Rewarding and reinforcing desirable behaviors
Accenture’s Ninth Annual Cost of Cybercrime Study reveals that fewer than a majority of companies incentivize cybersecurity. Only around 4 in 10 of the companies surveyed indicated that they offer rewards or incentives to employees or business leaders who show commitment to cybersecurity.
It would be ideal to have all companies rewarding their employees for being involved and engaged in their respective organizations’ security posture. This may entail additional costs, but the rewards for organizations are exponentially considering that the average cost of cyber attacks to enterprises is around $13 million according to Accenture’s Cost of Cybercrime Study.
Rewarding and reinforcing cybersecurity-enhancing practices requires monitoring, a task that can be handled by cybersecurity champions. At the same time, it is important to inform, commend, or reward employees as they faithfully follow security guidelines and best practices. This can motivate them and encourage others to do the same.
Encouraging a security-first culture
Providing training or orientations for cybersecurity is good, but they may not be adequately effective in establishing a workplace culture that emphasizes the need for cybersecurity. To promote cybersecurity-valuing culture, it is essential to pay attention to what people in an organization want and need.

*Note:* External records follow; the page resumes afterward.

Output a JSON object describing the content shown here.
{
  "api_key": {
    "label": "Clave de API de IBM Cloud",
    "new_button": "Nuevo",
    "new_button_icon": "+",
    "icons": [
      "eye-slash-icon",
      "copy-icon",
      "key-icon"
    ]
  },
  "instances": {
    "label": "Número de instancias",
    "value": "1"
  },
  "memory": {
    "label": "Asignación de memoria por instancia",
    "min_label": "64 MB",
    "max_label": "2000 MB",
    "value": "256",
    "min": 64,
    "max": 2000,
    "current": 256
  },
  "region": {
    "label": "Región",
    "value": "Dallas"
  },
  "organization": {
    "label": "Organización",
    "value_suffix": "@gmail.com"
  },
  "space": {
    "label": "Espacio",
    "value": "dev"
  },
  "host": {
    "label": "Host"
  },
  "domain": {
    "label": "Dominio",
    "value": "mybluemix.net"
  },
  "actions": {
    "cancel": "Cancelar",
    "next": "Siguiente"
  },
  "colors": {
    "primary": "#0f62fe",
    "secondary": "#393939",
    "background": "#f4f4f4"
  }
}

Employees need to understand cybersecurity better, but they want the learning process to be interesting or engaging. As such, it helps to incorporate gamification and provide rewards. At the same time, it is important for organizations to make everyone realize the role they play in the cybersecurity ecosystem. In the context of social engineering-based cyber attacks, they can become the means to defeat security controls, but they can also serve as the obstacle to prevent sophisticated people-based attacks from succeeding.